The Canadian Perspective
  Canada’s Department of Fisheries and Oceans (DFO) looked at mid-water trawling for herring in the early 80’s and abandoned the idea. But when U.S. mid-water boats started targeting a shared herring resource on Georges Bank, however, the Canadians got back in the game. “We have issued three mid-water permits for Georges Bank only,” said Greg Peacock, the DFO’s executive director of federal and provincial relations. According to Peacock, a yearlong study with full observer coverage paid for by the boats showed a .2 percent bycatch of groundfish. “We didn’t think it would cause problems on Georges,” said Peacock. “And we needed to be consistent with the U.S effort.”
  Nonetheless, Peacock expressed concern about the other impacts of mid-water gear. “I think the primary gear should be purse seine,” he said. “Things evolve, we’ve gone from weirs to purse seines, but even the purse seines are passive, to a certain extent. They have to wait for the fish to come up. Mid-water trawling is hunting, and that’s different; it tends to be a hungry application. It’s a costly way to fish and it needs volume. We’ve found that leads to a decline in coastal fisheries.”
  Kohl Kanwit points out that the U.S. and Canada have very different needs. “Canada’s is mostly a food fishery,” she said, “and ours is mostly a bait fishery. That’s why mid-water trawling evolved here. It can supply large quantities of bait when they’re needed.”

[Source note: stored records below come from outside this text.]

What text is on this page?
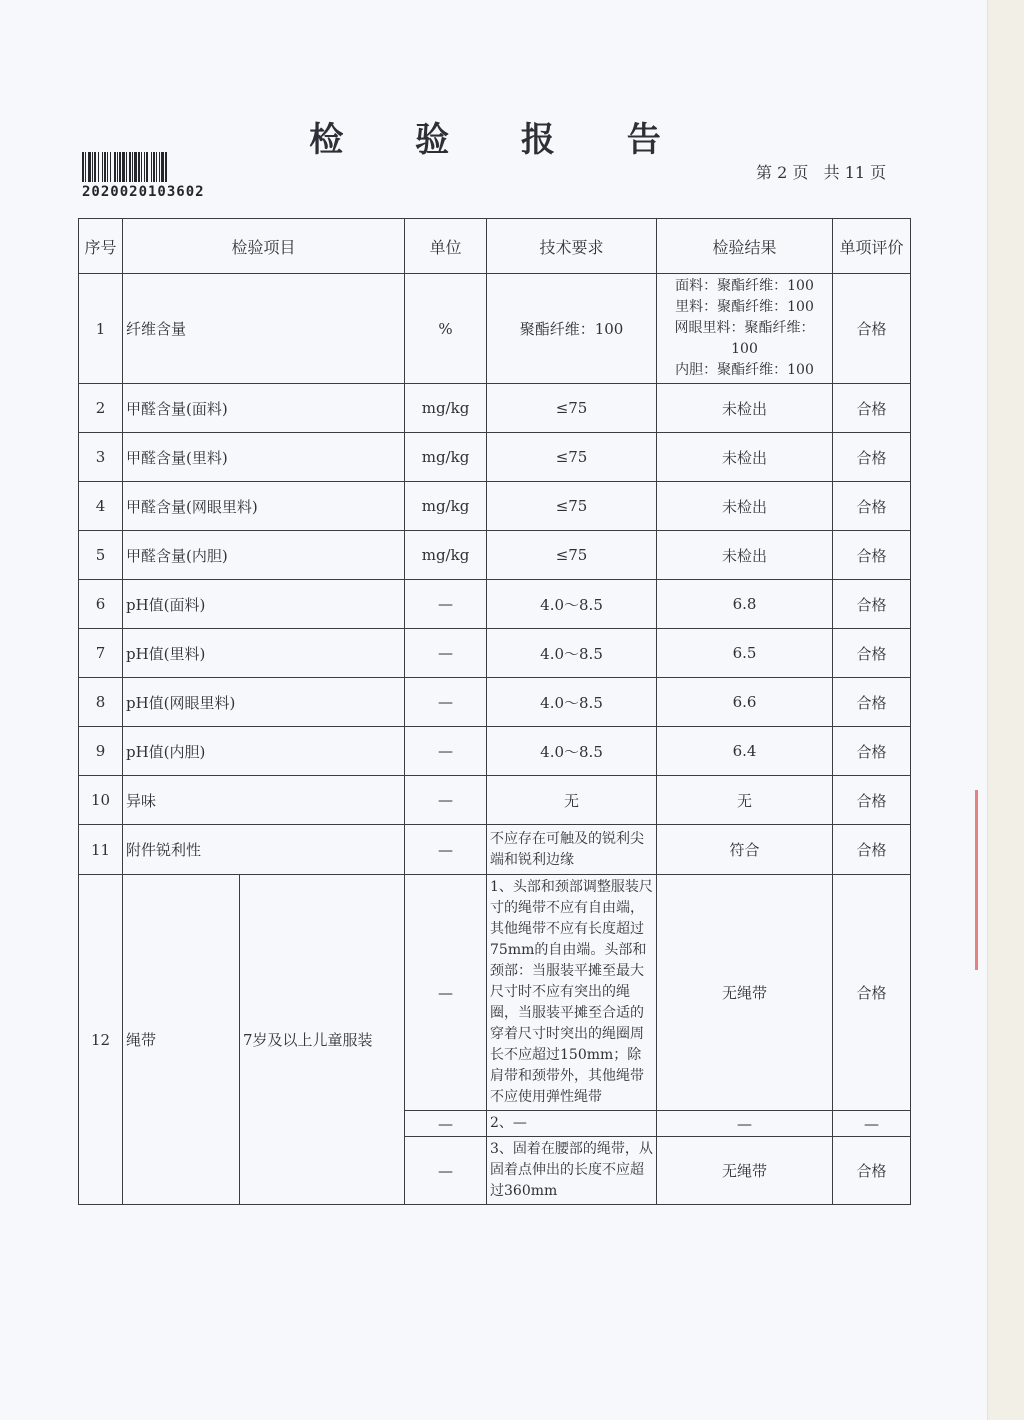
检 验 报 告
2020020103602
第 2 页   共 11 页
序号	检验项目		单位	技术要求	检验结果	单项评价
1	纤维含量		%	聚酯纤维：100	面料：聚酯纤维：100
里料：聚酯纤维：100
网眼里料：聚酯纤维：
100
内胆：聚酯纤维：100	合格
2	甲醛含量(面料)		mg/kg	≤75	未检出	合格
3	甲醛含量(里料)		mg/kg	≤75	未检出	合格
4	甲醛含量(网眼里料)		mg/kg	≤75	未检出	合格
5	甲醛含量(内胆)		mg/kg	≤75	未检出	合格
6	pH值(面料)		—	4.0～8.5	6.8	合格
7	pH值(里料)		—	4.0～8.5	6.5	合格
8	pH值(网眼里料)		—	4.0～8.5	6.6	合格
9	pH值(内胆)		—	4.0～8.5	6.4	合格
10	异味		—	无	无	合格
11	附件锐利性		—	不应存在可触及的锐利尖端和锐利边缘	符合	合格
12	绳带	7岁及以上儿童服装	—	1、头部和颈部调整服装尺寸的绳带不应有自由端，其他绳带不应有长度超过75mm的自由端。头部和颈部：当服装平摊至最大尺寸时不应有突出的绳圈，当服装平摊至合适的穿着尺寸时突出的绳圈周长不应超过150mm；除肩带和颈带外，其他绳带不应使用弹性绳带	无绳带	合格
			—	2、—	—	—
			—	3、固着在腰部的绳带，从固着点伸出的长度不应超过360mm	无绳带	合格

  But large gaps of knowledge exist regarding the impact of mid-water gear on herring and other species that feed on them, such as whales, tuna, and cod. “We’ve done a literature study on that,” said Kanwit. “But it was inconclusive.”
  Allocation battles between those who want to preserve historic fisheries or keep the herring in the water to feed rebounding wild stocks, and those who need to feed a growing high-volume fishery, are looming on the horizon. In order to make wise decisions, getting a handle on the true costs and benefits of mid-water trawling becomes increasingly critical.